On a Stackelberg Subset Sum Game

This contribution deals with a two-level discrete decision problem, a so-called Stackelberg strategic game: A Subset Sum setting is addressed with a set $N$ of items with given integer weights. One distinguished player, the leader, may alter the weights of the items in a given subset $L\subset N$, and a second player, the follower, selects a solution $A\subseteq N$ in order to utilize a bounded resource in the best possible way. Finally, the leader receives a payoff from those items of its subset $L$ that were included in the overall solution $A$, chosen by the follower. We assume that the follower applies a publicly known, simple, heuristic algorithm to determine its solution set, which avoids having to solve NP-hard problems. Two variants of the problem are considered, depending on whether the leader is able to control (i.e., change) the weights of its items (i) in the objective function or (ii) in the bounded resource constraint. The leader's objective is the maximization of the overall weight reduction, for the first variant, or the maximization of the weight increase for the latter one.

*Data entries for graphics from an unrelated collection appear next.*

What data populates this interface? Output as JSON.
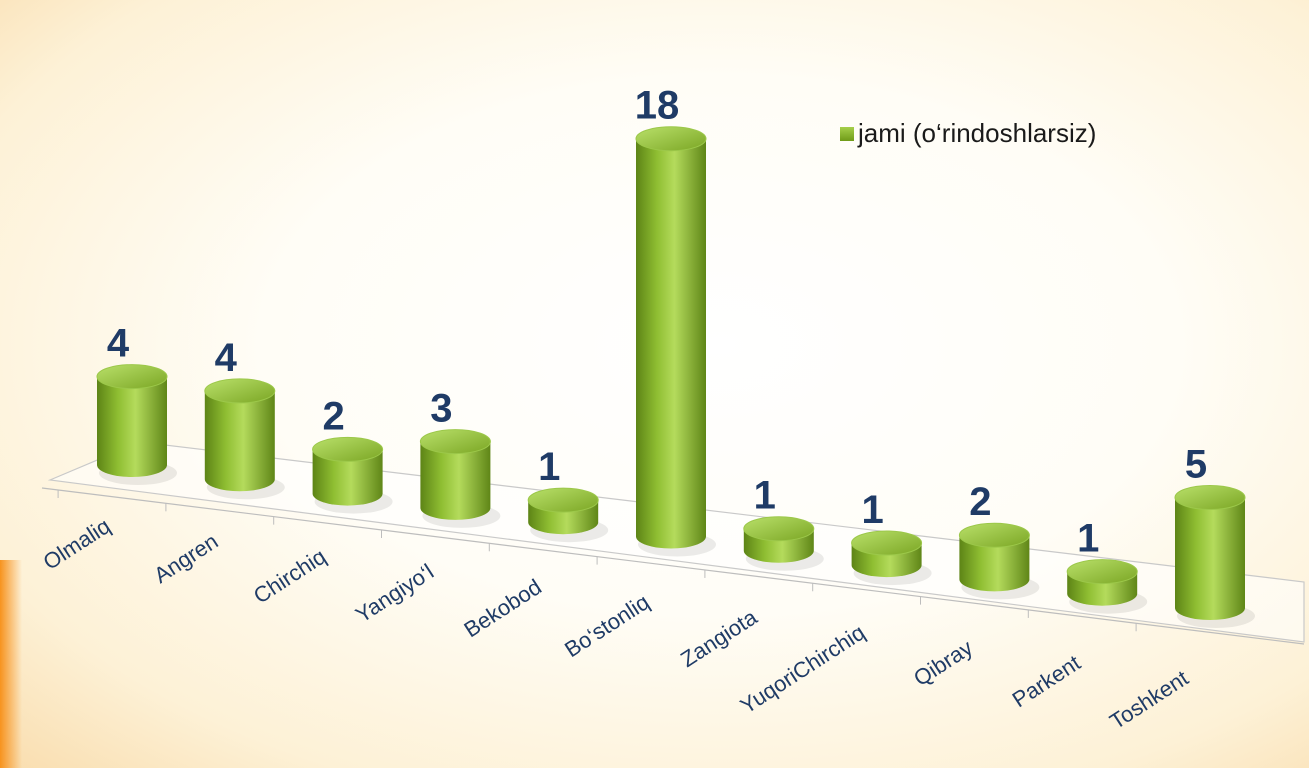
{
  "chart_data": {
    "type": "bar",
    "style": "3d-cylinder",
    "categories": [
      "Olmaliq",
      "Angren",
      "Chirchiq",
      "Yangiyo‘l",
      "Bekobod",
      "Bo‘stonliq",
      "Zangiota",
      "YuqoriChirchiq",
      "Qibray",
      "Parkent",
      "Toshkent"
    ],
    "series": [
      {
        "name": "jami (o‘rindoshlarsiz)",
        "values": [
          4,
          4,
          2,
          3,
          1,
          18,
          1,
          1,
          2,
          1,
          5
        ],
        "color": "#86b52c"
      }
    ],
    "data_labels": [
      "4",
      "4",
      "2",
      "3",
      "1",
      "18",
      "1",
      "1",
      "2",
      "1",
      "5"
    ],
    "legend_position": "top-right",
    "grid": false
  },
  "colors": {
    "bar_light": "#b4db5c",
    "bar_main": "#86b52c",
    "bar_dark": "#5d8416",
    "label": "#1f3b66"
  }
}
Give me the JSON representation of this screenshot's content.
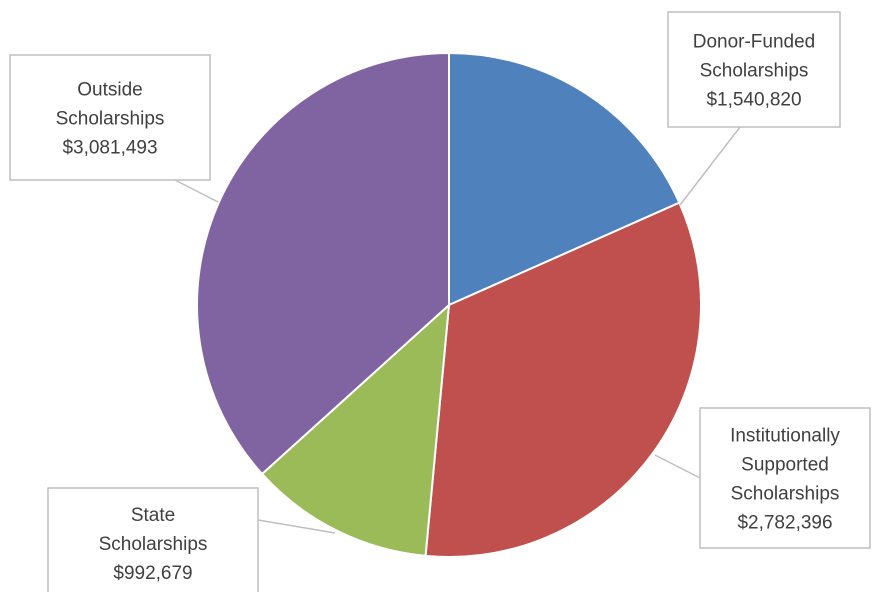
{
  "chart_data": {
    "type": "pie",
    "title": "",
    "legend": "none",
    "slices": [
      {
        "label": "Donor-Funded Scholarships",
        "label_lines": [
          "Donor-Funded",
          "Scholarships"
        ],
        "value": 1540820,
        "value_label": "$1,540,820",
        "color": "#4f81bd"
      },
      {
        "label": "Institutionally Supported Scholarships",
        "label_lines": [
          "Institutionally",
          "Supported",
          "Scholarships"
        ],
        "value": 2782396,
        "value_label": "$2,782,396",
        "color": "#c0504d"
      },
      {
        "label": "State Scholarships",
        "label_lines": [
          "State",
          "Scholarships"
        ],
        "value": 992679,
        "value_label": "$992,679",
        "color": "#9bbb59"
      },
      {
        "label": "Outside Scholarships",
        "label_lines": [
          "Outside",
          "Scholarships"
        ],
        "value": 3081493,
        "value_label": "$3,081,493",
        "color": "#8064a2"
      }
    ]
  }
}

In both variants there is a trade-off for each item between the contribution value to the leader's objective and the chance of being included in the follower's solution set. We analyze the leader's pricing problem for a natural greedy strategy of the follower and discuss the complexity of the corresponding problems. We show that setting the optimal weight values for the leader is, in general, NP-hard. It is even NP-hard to provide a solution within a constant factor of the best possible solution. Exact algorithms, based on dynamic programming and running in pseudopolynomial time, are provided. The additional cases, in which the follower faces a continuous (linear relaxation) version of the above problems, are shown to be straightforward to solve.